*Image "Dance of Spring " by Franz von Stuck
The Environment Agency has issued storm warnings for tomorrow, Monday. Not sure if these are for the North of England, as the North doesn’t usually figure much in national calculations and I heard that it was Devon and Cornwall that people are being advised to secure everything, nail down their pets , children, old folk and sheep , inflate their rubber dinghies and stay inside, doors appropriately sandbagged.
However, it was warm enough and sunny enough to explore the Vale of York for today’s house hunting reconnoiterings , or rather area assessments and house envying, because of course, the perfect house in the perfect setting is always occupied by some other people who are likely not nearly as deserving of it as we are. Bastards.
Although the Vale of York ticks a lot of boxes for us, the fact that we have had to wait for a day to trawl this area when the weather was good enough to see it in its full glory should not be forgotten when the prettiest cottage with the most lush garden which could double up as a grade I archaeological excavation site of interest ,and the most excellent range of outbuildings, requisite number of bedrooms, bathrooms, reception rooms all renovated, restored and redecorated in the most sympathetic manner and the best possible taste, presents itself at the most tempting price.
Being a geological plain , a lot of which was once marshland drained over the centuries, a lot of which floods regularly as a matter of course, and even more regularly either as a result of global warming or not enough consideration and knowledge about just exactly where it is unwise to build new housing developments, service roads and all the things associated with developing land which has been under plough or water for thousands of years. Consequently flood alert is endemic and the difficulty in obtaining buildings and contents insurance a problem not to be sneezed at lightly.
The Vale of York is evocative of its homophone. It is as changeable and mysterious as a woman with the light and the season, the weather and the mood of the land. Often swathed in mist , a teasing veil that has concealed the Minster Towers, the soaring spires and the city walls from friendly traveller and warlike enemy alike as they have traversed the fertile plain since the Romans built Eboricum , and probably before that, back into the miasma of time when Ugg and Akha the Neanderthal couple tramped across the tundra seeking the mighty aurochs to fill the winter larder and clothe their band of hunter-gatherers. On a clear day, however, as they say, you can see for ever and ever across the Vale, up to the rolling Wolds and to the purple horizon of the moors.

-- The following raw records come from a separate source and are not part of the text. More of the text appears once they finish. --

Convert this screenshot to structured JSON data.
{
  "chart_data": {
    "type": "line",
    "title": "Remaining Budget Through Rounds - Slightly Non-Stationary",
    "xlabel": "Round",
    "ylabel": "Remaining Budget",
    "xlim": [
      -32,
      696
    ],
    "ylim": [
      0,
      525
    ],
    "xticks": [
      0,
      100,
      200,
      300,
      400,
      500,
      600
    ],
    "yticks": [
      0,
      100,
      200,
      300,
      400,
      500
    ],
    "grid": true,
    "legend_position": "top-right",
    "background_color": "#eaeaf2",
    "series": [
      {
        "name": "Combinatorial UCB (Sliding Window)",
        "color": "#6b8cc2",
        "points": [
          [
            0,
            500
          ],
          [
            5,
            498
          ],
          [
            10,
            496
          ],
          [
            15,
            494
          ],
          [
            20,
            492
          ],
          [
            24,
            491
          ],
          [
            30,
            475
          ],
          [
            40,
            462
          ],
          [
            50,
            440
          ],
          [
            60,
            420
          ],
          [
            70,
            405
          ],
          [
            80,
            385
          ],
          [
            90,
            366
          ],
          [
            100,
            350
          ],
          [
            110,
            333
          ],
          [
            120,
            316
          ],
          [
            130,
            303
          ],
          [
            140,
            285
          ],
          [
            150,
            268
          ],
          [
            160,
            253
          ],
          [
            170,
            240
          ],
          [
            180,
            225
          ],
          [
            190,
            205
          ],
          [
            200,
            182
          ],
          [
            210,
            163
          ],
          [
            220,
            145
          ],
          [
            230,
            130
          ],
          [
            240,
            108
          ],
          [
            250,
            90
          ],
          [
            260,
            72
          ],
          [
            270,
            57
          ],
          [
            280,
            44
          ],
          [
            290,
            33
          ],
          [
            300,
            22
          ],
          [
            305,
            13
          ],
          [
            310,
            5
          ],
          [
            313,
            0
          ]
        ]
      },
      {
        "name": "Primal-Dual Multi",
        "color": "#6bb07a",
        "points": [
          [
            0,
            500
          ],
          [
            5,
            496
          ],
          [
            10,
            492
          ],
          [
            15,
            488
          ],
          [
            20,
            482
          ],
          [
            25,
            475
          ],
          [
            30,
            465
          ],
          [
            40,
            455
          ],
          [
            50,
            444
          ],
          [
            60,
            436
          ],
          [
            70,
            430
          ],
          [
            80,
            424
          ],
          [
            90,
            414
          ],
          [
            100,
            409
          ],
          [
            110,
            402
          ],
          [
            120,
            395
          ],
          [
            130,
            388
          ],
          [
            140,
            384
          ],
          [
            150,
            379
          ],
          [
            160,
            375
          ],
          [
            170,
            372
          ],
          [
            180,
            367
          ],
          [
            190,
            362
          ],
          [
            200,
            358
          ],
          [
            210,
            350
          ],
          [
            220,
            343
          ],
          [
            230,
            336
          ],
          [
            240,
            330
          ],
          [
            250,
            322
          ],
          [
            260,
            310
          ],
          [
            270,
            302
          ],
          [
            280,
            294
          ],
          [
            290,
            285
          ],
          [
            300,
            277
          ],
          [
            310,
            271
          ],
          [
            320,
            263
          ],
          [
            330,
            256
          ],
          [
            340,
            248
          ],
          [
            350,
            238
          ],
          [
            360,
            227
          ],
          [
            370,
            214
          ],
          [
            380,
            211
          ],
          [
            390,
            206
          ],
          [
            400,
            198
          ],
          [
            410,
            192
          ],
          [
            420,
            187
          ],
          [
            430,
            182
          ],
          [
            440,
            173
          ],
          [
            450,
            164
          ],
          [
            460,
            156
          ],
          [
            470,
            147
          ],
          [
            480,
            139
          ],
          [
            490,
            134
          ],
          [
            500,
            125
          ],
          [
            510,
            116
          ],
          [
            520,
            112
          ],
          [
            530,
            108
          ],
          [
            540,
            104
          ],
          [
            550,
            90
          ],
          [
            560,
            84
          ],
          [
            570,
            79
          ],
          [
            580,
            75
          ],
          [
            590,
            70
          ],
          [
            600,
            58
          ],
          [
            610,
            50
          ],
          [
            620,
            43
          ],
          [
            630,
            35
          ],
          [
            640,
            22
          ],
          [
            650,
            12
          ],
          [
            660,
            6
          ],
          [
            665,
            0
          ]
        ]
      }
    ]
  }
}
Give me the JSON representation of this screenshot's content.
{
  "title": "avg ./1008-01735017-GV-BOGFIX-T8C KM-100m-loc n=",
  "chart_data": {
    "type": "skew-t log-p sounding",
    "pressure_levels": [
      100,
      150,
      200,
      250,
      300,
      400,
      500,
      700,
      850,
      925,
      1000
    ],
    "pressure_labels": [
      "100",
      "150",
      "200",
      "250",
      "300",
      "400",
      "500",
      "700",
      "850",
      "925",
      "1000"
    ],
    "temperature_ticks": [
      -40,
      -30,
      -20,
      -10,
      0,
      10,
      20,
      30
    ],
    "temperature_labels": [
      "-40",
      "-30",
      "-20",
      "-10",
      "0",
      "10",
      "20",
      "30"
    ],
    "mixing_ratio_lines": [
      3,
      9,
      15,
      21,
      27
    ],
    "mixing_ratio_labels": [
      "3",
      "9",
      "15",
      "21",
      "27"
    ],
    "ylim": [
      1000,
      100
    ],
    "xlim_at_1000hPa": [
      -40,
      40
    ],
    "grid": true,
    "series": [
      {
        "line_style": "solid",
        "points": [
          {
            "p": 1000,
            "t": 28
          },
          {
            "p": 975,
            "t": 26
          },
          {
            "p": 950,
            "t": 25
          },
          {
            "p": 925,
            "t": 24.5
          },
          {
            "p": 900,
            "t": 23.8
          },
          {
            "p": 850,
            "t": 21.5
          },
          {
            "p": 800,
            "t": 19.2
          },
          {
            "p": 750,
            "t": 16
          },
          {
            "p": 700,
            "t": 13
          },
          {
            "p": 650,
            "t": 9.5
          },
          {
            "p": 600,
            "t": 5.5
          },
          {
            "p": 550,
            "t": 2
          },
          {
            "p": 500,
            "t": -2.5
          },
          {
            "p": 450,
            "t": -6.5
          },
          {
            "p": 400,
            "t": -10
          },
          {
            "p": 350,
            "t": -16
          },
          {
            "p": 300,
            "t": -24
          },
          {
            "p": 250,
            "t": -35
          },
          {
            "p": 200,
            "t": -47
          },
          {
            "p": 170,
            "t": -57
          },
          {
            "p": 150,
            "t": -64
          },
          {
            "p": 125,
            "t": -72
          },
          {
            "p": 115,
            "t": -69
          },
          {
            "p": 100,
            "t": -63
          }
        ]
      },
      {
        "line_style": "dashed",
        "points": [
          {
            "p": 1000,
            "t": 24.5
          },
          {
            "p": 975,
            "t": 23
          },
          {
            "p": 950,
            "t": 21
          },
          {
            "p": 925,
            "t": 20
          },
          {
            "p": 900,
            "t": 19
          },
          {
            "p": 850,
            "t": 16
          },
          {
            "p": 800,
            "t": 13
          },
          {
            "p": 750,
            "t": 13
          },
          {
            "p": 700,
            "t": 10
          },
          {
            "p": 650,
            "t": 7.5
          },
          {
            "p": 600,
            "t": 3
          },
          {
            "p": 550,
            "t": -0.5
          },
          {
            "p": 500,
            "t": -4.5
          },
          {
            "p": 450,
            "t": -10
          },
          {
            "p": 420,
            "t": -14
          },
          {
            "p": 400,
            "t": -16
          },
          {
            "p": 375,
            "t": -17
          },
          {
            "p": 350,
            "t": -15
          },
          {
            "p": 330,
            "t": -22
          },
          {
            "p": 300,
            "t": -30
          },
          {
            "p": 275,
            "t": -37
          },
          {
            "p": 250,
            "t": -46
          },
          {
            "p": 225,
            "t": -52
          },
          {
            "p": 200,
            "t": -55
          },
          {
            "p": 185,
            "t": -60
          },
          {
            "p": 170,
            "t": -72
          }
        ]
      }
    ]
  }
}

The red brick cottages, the grey spires of smug churches, the outcrops of tree lines stunted wind breaks, the emerald- greening- spring -breaking spikes of flailed white-thorn hedges, silver streams and water meadows retaining shallow lakes that bring the sky to earth all conspire together to make you forget to breathe. The huge skies, nimbus clouds streaked with mother-of-pearl subtlety , or castled with blowsy cumulus Camelots put every living thing, every timeless brick and stone and clump of earth into its place in time and space, makes you feel that there is indeed an order to the universe.
The snowdrops nod thickly in Manor House woodland, blossom blushes neatly in planned avenues, ubiquitous roadside borders of daffodils richly sickly yellow; there comes a point where it all suffocates you, where you are looking at yourself through the wrong end of a telescope- where you are outside of yourself and see yourself inside the landscape and the timescape, a distant spire on a horizon hazy with swirling mist of petal fragrance on the wind, a minuscule speck of miserable humanity. You have absorbed as much beauty as is possible without exploding like a ploughed fieldful of gulls disturbed by a shotgun blast, like this blossom will when the coming storm rips it from the twig.
At this point in our outing we hit the military garrison at Strensall. I had never imagined I would ever feel particularly nostalgic enough about the Army Camps I lived in or near for the first twenty years of my life, to welcome the memories the brickwork of the married quarters, the squareness, the grey and red, the white lines , line and lines , everything in lines brought tumbling into my consciousness. Even the heathland was the same as at Leipzig Barracks, the fences, the warning signs, the Scots pines. No, I had never imagined ever feeling fondness for the concrete grimness of it all, but today, after the surfeit of beauty, I positively embraced it and looked favourably upon the village as a possible future home with echoes of my distant past. The odd and unexpected symbiotic symmetry pleased and soothed my spirits.
Heading into the outer city, we took a wrong turning, if there is such a thing when exploring, and drove round and round an estate the like of which is not mentioned in the tourist brochures or guidebooks of York. Crumbling, chip boarded up, the people are poor, the streets threatening in a blank staring kind of way. We pulled up at T junction, escape in sight in the form of the Bootham Bar, gateway through the ancient city wall rising before of us . A lollipop sign read STOP in the red circle. Under this someone had written in fat black marker pen:
"POETS".
I have no idea what it means.
1 comment:
I love the moors, and their wildness, I also love the towns and their quaintness.
The rambling views and the ways of the people who live their, even we can feel like foreigners in our own country travelling around these parts.
I love York and all the history of the place.